The key to making the research team's extremely hardy rice is a type of sugar.

Trehalose helps stabilise biological molecules - lipids, enzymes and other proteins - in organisms that are experiencing environmental stress.

The sugar is naturally found in fungi, bacteria and some invertebrate animals.

It is also found in drought-resistant plants, which it protects from damage during desiccation.

However, until now, scientists have been unable to transfer the genes that code for trehalose into other plants without damaging them.

In previous studies, trehalose genes were taken from yeast or the bacterium E. coli - but the GM plants failed to grow properly.

Fusion genes

The team worked on the basmati (indica) rice plant, the most common rice variety in the world.

It inserted two genes from the bacterium E. coli into the rice genome.

But to avoid the problems previously experienced, the scientists also inserted a "fusion" gene.

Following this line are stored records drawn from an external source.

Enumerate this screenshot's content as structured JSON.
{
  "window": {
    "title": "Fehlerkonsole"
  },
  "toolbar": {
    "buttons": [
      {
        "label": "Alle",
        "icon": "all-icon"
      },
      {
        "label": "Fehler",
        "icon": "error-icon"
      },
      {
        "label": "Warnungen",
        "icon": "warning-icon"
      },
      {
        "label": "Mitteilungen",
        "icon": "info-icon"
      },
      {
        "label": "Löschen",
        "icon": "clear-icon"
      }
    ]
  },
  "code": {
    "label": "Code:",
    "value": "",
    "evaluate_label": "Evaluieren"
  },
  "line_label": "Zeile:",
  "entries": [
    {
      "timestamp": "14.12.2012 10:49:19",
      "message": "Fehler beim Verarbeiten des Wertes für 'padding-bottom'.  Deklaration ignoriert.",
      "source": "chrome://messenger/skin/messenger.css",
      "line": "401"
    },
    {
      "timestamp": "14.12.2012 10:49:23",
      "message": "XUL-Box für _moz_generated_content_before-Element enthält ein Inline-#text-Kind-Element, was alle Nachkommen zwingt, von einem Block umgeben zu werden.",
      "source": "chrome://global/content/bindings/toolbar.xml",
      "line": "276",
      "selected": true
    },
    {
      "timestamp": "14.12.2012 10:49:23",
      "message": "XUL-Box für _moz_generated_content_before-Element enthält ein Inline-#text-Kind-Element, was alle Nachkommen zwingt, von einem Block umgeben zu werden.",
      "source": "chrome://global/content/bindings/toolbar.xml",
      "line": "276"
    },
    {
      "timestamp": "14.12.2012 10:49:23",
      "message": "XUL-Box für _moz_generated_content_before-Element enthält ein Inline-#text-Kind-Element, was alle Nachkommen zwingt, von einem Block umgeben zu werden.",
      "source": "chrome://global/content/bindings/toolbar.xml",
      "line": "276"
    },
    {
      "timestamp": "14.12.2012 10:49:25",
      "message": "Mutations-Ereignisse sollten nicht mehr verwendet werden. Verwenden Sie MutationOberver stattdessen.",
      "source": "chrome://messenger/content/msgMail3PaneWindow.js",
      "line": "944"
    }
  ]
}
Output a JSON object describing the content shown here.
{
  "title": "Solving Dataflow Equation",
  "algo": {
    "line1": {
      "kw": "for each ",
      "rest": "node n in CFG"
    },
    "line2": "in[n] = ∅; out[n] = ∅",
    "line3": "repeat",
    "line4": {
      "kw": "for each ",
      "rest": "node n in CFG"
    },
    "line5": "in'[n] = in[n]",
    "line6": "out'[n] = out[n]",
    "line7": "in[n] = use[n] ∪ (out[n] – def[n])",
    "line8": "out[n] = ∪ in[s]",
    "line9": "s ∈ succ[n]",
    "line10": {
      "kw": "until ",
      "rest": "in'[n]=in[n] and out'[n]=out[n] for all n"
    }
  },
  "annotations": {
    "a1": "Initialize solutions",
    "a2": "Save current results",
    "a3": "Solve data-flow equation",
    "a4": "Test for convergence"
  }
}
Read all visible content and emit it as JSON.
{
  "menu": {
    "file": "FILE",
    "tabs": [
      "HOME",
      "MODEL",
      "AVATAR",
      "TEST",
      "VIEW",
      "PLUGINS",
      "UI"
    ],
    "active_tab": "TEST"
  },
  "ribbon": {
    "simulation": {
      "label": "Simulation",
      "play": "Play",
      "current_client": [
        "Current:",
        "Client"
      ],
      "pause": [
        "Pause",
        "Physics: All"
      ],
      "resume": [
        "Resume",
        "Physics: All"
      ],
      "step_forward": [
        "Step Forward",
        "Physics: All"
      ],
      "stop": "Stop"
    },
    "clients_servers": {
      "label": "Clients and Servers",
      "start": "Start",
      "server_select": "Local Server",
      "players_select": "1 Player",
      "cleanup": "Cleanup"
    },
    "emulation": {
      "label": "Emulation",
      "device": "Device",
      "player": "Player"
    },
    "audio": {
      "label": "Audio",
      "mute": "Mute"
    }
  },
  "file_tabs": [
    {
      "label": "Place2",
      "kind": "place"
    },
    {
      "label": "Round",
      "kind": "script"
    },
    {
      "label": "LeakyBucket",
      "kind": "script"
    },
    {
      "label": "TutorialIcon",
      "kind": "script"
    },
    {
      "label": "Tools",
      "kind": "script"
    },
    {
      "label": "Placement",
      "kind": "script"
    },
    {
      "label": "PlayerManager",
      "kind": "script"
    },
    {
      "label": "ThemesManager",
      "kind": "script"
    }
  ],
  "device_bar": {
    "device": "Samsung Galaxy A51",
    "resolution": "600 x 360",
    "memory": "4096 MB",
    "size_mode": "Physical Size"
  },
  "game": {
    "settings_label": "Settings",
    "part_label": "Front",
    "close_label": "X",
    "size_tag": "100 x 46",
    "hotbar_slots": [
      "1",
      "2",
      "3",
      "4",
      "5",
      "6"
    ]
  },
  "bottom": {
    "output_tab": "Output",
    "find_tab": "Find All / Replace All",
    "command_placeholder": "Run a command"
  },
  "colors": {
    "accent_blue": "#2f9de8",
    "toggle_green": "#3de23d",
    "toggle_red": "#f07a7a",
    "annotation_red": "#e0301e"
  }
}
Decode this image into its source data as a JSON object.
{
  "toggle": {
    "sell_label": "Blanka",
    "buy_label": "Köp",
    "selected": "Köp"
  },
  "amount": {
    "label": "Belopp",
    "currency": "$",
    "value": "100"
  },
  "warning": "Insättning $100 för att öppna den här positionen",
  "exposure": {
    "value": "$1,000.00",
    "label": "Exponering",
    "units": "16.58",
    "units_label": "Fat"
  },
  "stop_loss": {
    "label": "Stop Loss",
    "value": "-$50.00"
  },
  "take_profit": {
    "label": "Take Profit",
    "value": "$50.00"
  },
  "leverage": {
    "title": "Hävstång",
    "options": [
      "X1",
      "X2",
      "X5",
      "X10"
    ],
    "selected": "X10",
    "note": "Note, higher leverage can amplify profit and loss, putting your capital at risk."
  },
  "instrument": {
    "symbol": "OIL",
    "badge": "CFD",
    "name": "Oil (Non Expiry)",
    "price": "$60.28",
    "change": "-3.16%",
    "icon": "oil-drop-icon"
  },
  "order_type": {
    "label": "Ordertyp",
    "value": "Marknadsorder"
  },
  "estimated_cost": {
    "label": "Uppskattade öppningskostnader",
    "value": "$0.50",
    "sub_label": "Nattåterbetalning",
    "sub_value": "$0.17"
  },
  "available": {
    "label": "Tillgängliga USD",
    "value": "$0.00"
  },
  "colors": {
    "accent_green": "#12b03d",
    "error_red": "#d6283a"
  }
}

This combines the two trehalose genes together, making the sugar easier to work with.

The team also added a special promoter - a starting gene - in front of the trehalose genes, which ensures the sugar code is only switched on when the plant is under stress.

By modifying the rice in this special way, the plant develops normally and is more tolerant to environmental pressures.

The sugar also helps plant cells regain their efficiency when environmental conditions improve.

Naturally occurring

Professor Ray Wu said there was no danger to the environment from this new form of GM rice.

He told BBC News Online: "The genes [for trehalose] are already present in wild rice and domestic rice in smaller quantities. Even if it did get into wild rice, it would just become more tolerant."

So far, the scientists only have preliminary results, but they estimate that if their rice is grown commercially it would increase yields by up to 20%.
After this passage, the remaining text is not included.